The equation for the first law of thermodynamics is:
∆U = Q - W
Since we are given the heat added (Q) and the work done (W), we can substitute the values into the equation and calculate the change in internal energy (∆U).
∆U = 2438 J - 897 J
∆U = 1541 J
Next, we need to relate the change in internal energy (∆U) to the change in temperature (∆T) of the gas.

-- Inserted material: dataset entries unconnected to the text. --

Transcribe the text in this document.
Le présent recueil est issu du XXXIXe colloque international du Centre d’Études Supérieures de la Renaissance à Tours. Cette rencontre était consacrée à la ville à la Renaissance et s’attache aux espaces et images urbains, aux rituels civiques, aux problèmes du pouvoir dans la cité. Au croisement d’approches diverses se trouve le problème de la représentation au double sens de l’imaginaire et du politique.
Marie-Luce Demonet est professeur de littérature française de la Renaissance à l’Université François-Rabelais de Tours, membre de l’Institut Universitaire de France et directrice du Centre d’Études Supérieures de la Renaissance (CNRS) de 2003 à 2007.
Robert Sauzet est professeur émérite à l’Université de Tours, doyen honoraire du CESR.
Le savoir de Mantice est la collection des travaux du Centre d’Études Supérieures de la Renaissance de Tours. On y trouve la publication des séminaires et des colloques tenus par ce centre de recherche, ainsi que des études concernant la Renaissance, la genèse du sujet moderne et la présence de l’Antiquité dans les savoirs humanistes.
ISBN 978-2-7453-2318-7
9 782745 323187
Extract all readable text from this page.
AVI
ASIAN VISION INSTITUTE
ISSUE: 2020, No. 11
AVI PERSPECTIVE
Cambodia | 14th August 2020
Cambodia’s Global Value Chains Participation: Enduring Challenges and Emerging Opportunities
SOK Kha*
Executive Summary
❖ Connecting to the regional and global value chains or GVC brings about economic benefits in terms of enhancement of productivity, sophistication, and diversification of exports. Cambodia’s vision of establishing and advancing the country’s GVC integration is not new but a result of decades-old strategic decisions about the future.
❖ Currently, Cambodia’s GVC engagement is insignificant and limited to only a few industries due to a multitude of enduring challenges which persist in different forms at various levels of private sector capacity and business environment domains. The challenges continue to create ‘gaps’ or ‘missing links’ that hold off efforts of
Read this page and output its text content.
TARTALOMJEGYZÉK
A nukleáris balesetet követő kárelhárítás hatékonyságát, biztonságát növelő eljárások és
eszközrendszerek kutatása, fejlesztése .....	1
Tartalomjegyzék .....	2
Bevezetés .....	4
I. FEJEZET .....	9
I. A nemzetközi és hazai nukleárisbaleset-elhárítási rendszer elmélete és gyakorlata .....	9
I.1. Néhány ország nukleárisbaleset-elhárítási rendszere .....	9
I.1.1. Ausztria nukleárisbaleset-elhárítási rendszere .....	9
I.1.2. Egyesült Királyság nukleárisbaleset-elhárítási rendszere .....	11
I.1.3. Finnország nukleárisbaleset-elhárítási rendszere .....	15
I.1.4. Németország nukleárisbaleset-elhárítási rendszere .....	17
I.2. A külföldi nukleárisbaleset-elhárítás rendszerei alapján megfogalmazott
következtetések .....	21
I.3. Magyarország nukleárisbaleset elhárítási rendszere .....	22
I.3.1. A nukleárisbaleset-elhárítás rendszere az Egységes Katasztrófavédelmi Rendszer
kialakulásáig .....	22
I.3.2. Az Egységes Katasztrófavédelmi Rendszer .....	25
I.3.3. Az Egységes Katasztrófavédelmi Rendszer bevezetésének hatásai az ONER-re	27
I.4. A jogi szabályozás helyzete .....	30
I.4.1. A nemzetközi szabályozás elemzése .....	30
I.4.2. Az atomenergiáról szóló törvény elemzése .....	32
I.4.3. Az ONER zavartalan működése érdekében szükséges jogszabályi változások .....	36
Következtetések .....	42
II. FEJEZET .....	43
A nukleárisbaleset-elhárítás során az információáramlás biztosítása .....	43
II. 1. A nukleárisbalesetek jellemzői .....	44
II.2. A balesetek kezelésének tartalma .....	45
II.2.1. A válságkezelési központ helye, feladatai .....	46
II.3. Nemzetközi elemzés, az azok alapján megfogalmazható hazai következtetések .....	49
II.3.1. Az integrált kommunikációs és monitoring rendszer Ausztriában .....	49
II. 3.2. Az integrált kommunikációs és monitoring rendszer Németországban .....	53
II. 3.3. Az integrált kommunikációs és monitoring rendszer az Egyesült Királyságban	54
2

The relationship between ∆U and ∆T can be expressed using the equation:
∆U = n * Cv * ∆T
Where:
- ∆U is the change in internal energy.
- n is the number of moles of gas.
- Cv is the molar specific heat capacity at constant volume.
- ∆T is the change in temperature.
Since we are looking for the final temperature, we can rearrange the equation to solve for ∆T:
∆T = ∆U / (n * Cv)
The specific heat capacity at constant volume (Cv) for a monatomic gas can be calculated using the equation:
Cv = (3/2) * R
Where:
- R is the ideal gas constant (8.314 J/(mol·K)).
Now, we can calculate ∆T:
∆T = 1541 J / (3 mol * (3/2) * 8.314 J/(mol·K))
∆T ≈ 30.97 K
Therefore, the final temperature of the gas is approximately equal to 396 K + 30.97 K.
Final temperature = 426.97 K